Scatti della vita artistica di Tina Modotti

Tina Modotti nasce a Udine in fin de siècle da natali umili: madre cucitrice e padre carpentiere.

Cresce in seno alla povertà e a un desiderio di rivendicazione che la condurranno, sebbene tardivamente, a un’indipendenza e un individualismo che all’epoca erano una prerogativa esclusivamente maschile.

La sua famiglia è costretta a emigrare in Austria con la speranza di trovare prospettive occupazionali ed economiche migliori; al suo ritorno ad Udine Tina frequenta la scuola primaria in loco e in tenera età si accosta alla fotografia. Lo zio paterno possiede uno studio fotografico, un habitat che desta in lei subito una familiarità.

Un regime di confidenza si instaura precocemente tra Tina e questa espressione artistica.

Nel 1913 raggiunge in America, a S. Francisco, la sua famiglia emigrata nuovamente alla volta di una sorte migliore e comincia a lavorare in una fabbrica tessile. Ella respira il sostrato umano sociale dell’ambiente operaio e ne sposa da subito il pensiero.

In seguito persegue le sue velleità artistiche recitando in opere di Pirandello; al momento ancora non matura una professionalizzazione dell’arte della fotografia.

Evento determinante che cambia il decorso degli eventi è il suo matrimonio con il pittore Roubaix de l’Abrie Richey (Robo). Costui la introduce nel “ginepraio hollywoodiano” e Tina viene notata, oltre che per la sua avvenenza, per la sua aura malinconica, intensa che la contraddistingue dal parterre femminile all’epoca. Recita in alcune pellicole, come “Tiger’s coat”, che la qualificano come interprete valida.

Vedova, intraprende una relazione con il fotografo Edward Weston e si sposta in Messico.

Qui inizia a frequentare il circolo dei muralisti, quali Diego Riveira e Clemente Orozco, accogliendo i dettami del partito comunista messicano. Nota la sua amicizia con la pittrice Frida Khalo, con cui condivide spirito e iniziative.

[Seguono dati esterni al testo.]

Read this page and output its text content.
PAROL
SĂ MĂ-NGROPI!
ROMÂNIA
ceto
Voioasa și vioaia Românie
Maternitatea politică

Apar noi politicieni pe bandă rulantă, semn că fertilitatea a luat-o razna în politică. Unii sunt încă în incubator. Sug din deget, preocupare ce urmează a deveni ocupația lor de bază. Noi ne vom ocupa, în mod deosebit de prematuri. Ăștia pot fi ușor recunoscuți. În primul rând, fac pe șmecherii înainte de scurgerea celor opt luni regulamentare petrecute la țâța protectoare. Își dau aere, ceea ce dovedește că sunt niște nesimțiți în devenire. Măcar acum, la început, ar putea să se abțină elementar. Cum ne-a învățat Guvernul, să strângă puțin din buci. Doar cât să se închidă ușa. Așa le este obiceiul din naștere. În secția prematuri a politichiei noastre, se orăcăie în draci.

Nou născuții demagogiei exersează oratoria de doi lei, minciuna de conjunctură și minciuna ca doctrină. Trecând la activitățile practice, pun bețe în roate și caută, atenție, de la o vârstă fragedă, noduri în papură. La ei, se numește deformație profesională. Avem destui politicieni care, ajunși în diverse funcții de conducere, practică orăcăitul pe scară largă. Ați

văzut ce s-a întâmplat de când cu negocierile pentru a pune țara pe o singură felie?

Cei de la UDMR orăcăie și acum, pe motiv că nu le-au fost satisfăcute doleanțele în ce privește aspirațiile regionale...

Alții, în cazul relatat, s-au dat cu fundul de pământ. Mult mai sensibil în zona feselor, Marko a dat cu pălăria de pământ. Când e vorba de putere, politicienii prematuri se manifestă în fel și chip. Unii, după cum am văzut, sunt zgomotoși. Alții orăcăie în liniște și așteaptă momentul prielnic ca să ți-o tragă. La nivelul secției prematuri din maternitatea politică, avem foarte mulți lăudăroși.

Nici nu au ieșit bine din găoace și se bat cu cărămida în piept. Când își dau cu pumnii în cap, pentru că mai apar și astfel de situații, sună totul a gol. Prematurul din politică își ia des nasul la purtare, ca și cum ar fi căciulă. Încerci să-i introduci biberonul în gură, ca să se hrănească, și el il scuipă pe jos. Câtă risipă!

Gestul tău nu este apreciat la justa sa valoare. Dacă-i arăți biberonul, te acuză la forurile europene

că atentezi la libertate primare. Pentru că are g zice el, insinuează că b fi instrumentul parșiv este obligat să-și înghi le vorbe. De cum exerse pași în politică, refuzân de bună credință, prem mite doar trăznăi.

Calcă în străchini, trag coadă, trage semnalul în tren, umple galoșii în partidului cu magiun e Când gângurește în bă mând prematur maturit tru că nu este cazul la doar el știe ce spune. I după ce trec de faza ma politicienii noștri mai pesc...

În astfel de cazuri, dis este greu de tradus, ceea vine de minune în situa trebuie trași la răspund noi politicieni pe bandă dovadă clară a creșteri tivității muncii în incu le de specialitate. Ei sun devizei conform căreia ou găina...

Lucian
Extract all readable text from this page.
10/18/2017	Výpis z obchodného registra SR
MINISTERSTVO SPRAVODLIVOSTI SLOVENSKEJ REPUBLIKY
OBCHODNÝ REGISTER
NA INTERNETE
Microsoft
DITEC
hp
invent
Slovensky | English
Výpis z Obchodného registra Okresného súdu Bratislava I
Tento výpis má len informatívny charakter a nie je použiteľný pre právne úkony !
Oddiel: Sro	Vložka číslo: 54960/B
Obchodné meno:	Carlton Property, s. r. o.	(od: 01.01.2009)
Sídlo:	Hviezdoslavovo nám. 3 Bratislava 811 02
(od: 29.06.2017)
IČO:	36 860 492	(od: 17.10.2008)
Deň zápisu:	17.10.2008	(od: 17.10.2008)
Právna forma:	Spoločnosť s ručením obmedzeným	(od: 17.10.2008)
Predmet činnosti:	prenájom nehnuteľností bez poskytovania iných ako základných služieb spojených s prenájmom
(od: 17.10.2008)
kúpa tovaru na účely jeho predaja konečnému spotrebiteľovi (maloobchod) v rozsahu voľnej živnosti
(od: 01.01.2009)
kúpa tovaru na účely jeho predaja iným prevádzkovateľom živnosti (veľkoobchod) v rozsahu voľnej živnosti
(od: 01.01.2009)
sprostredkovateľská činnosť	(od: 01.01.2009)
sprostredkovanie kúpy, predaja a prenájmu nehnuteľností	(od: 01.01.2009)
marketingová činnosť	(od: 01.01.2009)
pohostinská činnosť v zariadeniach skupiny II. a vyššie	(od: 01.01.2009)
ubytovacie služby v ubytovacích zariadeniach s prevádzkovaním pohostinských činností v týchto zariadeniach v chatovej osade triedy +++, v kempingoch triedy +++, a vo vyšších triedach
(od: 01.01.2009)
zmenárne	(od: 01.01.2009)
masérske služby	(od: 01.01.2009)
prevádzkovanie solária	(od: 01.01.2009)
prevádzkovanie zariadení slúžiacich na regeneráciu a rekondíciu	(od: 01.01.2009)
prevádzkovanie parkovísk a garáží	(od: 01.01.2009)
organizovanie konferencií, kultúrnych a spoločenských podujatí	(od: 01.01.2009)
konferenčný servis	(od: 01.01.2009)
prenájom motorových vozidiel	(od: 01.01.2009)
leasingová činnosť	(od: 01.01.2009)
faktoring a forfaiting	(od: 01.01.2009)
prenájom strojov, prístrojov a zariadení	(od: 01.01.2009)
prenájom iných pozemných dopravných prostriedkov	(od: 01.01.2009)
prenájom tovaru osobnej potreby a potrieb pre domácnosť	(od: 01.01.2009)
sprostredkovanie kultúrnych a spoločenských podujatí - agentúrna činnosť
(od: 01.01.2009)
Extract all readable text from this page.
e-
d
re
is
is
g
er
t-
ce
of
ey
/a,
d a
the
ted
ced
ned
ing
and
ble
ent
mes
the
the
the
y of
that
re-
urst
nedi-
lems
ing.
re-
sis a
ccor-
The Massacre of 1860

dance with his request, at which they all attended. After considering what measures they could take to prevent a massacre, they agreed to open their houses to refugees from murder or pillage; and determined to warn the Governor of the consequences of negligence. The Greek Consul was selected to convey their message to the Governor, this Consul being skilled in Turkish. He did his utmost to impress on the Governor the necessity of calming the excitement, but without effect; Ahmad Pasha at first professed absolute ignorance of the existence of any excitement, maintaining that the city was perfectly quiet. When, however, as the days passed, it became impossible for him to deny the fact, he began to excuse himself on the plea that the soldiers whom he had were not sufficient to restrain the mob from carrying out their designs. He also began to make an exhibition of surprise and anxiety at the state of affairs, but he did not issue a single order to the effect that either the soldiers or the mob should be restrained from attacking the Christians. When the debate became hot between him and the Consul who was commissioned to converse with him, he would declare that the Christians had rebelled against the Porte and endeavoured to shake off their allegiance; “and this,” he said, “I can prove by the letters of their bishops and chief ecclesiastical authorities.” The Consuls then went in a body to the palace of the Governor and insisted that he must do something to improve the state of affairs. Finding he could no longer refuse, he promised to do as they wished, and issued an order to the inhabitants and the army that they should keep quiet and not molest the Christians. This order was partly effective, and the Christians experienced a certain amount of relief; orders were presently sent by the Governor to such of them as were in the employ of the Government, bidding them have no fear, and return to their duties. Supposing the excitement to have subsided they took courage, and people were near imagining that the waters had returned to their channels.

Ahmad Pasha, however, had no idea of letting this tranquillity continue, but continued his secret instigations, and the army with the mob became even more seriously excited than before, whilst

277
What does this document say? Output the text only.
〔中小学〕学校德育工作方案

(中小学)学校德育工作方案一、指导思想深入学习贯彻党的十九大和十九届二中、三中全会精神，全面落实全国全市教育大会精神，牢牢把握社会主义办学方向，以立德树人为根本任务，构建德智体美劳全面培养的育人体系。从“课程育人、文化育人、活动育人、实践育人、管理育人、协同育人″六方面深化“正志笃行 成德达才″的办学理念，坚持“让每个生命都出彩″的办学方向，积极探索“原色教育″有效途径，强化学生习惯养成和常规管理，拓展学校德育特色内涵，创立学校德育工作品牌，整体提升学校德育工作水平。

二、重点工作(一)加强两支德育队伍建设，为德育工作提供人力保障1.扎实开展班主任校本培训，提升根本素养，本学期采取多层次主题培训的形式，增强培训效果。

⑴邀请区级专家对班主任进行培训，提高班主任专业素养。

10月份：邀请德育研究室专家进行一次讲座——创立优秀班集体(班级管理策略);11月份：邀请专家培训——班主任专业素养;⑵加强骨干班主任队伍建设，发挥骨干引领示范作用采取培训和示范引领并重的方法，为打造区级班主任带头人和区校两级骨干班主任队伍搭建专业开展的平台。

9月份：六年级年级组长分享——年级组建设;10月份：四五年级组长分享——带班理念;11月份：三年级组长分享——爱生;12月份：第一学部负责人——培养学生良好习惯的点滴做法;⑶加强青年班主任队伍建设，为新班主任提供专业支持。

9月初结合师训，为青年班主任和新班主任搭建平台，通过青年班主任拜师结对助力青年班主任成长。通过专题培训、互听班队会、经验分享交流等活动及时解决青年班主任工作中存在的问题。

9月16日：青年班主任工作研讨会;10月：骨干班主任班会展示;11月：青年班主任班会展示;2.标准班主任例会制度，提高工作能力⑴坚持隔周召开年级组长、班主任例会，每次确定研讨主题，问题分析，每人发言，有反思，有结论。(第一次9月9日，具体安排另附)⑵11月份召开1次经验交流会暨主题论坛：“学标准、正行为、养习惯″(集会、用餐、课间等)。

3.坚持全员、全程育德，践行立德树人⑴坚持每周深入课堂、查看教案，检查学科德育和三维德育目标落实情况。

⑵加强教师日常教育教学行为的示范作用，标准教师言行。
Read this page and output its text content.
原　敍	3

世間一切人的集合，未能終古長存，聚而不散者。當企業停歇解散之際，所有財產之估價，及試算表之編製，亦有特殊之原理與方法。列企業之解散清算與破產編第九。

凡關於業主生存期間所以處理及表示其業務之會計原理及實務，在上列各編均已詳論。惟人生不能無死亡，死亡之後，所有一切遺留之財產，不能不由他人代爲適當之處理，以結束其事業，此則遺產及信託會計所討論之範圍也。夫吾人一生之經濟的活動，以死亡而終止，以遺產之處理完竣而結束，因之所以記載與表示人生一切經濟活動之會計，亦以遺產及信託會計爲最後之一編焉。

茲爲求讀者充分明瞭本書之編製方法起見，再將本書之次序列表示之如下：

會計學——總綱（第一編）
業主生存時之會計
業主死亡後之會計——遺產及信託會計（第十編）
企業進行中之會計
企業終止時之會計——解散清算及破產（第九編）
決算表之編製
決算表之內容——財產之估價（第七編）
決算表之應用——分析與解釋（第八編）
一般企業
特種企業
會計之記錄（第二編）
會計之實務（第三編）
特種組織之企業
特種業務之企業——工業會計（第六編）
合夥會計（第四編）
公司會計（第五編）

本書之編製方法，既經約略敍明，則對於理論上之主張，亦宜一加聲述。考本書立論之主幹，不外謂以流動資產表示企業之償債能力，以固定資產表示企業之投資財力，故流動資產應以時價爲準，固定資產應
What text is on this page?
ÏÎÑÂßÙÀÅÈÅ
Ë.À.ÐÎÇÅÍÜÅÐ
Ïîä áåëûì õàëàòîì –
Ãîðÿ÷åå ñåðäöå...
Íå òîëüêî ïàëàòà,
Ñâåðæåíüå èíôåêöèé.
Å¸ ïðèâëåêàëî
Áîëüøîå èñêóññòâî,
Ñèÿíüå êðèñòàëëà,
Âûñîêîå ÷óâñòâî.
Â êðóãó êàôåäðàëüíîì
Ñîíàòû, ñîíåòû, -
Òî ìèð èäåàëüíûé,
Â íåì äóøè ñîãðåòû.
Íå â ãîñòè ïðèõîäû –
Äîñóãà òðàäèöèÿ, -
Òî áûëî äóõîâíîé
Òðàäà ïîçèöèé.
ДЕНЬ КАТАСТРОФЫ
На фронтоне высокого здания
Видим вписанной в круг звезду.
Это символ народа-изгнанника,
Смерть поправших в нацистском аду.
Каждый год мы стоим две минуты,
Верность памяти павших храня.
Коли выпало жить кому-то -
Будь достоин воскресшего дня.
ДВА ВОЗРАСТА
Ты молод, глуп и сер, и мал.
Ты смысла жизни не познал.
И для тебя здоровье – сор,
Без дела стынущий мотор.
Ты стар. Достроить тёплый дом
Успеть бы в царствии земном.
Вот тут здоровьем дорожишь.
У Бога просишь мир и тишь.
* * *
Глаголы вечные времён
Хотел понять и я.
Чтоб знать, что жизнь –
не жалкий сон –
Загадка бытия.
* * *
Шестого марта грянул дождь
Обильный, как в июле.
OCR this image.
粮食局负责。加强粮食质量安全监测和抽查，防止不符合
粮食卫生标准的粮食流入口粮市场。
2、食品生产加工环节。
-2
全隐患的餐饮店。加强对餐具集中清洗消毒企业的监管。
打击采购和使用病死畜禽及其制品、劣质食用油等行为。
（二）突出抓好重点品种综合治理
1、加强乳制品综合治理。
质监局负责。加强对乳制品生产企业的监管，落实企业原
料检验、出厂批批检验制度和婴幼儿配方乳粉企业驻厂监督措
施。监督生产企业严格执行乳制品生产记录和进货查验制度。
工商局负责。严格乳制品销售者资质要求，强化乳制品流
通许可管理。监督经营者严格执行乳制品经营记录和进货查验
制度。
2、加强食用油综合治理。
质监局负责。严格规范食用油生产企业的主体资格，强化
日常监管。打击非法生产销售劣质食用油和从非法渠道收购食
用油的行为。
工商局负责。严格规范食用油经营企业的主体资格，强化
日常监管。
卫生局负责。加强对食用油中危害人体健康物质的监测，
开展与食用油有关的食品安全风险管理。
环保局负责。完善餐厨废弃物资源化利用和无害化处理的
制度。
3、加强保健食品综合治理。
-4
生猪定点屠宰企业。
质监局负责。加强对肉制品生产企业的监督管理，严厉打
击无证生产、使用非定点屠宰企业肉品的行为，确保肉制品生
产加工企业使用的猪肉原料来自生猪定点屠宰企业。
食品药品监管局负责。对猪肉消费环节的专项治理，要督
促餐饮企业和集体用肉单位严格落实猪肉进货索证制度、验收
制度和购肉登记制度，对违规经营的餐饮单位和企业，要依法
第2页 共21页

Tina fa collimare il senso civile e il senso artistico e crea il suo stilema, improntato sull’immediatezza del quotidiano operaio. Prende corpo un’idea di fotografia che esemplifichi la vita, nelle sue crudezze e asperità. Nel 1924 Palacio de Minerìa ospita una sua mostra dove gli scatti assurgono a dei veri e propri documenti. Secondo Tina la fotografia essendo pura espressione del contingente è testimonianza. Un’arte in cui risiede l’obbiettività della vita, che può essere scansionata in tutte le sue ombre.

Riconosciuta quale artista professionista ora Tina può essere indipendente economicamente, intellettualmente e affettivamente. Il suo credo sarà la partecipazione attiva al partito comunista che la sostiene e la coopta fino in Russia, ove entrerà a far parte della polizia sovietica e parteciperà alla mobilitazione socialista. In seguito giunge in Spagna durante la guerra civile, legandosi all’italiano Antonio Vidali. Nel 1945 Tina muore d’infarto, anche se, in realtà, si suppone un diverso epilogo nel quale sia stata vittima di una cospirazione politica.

Metto troppa arte nella mia vita

Tina vuole essere considerata solo una fotografa. Non ama la denominazione di artista, le sembra stucchevole e fuorviante rispetto al rigore morale e civile della sua attività.

I suoi scatti sono pieni di ardore, di quell’ardore che prova solo chi ha coscienza di sé e della propria condizione. Un registro consapevole, di stampo quasi virile che nel suo celeberrimo “Le mani di burattinaio” pone il suo manifesto.

Un vero e proprio “bardo” di chi è entrato in contatto con la fatiscenza della vita e la contrasta con il vero.

Tina con la sua arte stenografa il peso dell’esistenza umana, registra la vita in ogni suo attimo: primordi di una “street photography”. La denuncia è arte, ha valenza estetica. Ella sposa il rigore dell’autenticità che non può abbacinarsi su meri principi decorativi estetici.

Come un urto con il visibile, la sua fotografia stigmatizza questa collisione. Non nasconde, anzi fa mostra del vulnerabile e del corrotto.

Assorbe tutti gli input che provengono dall’esterno e non li rielabora, ma “come un ready made” li esemplifica semplicemente, laconicamente.

Un silenzio che proviene dal vero, senza bisogno di barocchismi e artifizi. Rifugge ogni vano estetismo che le sembra corrompa la genuinità del messaggio.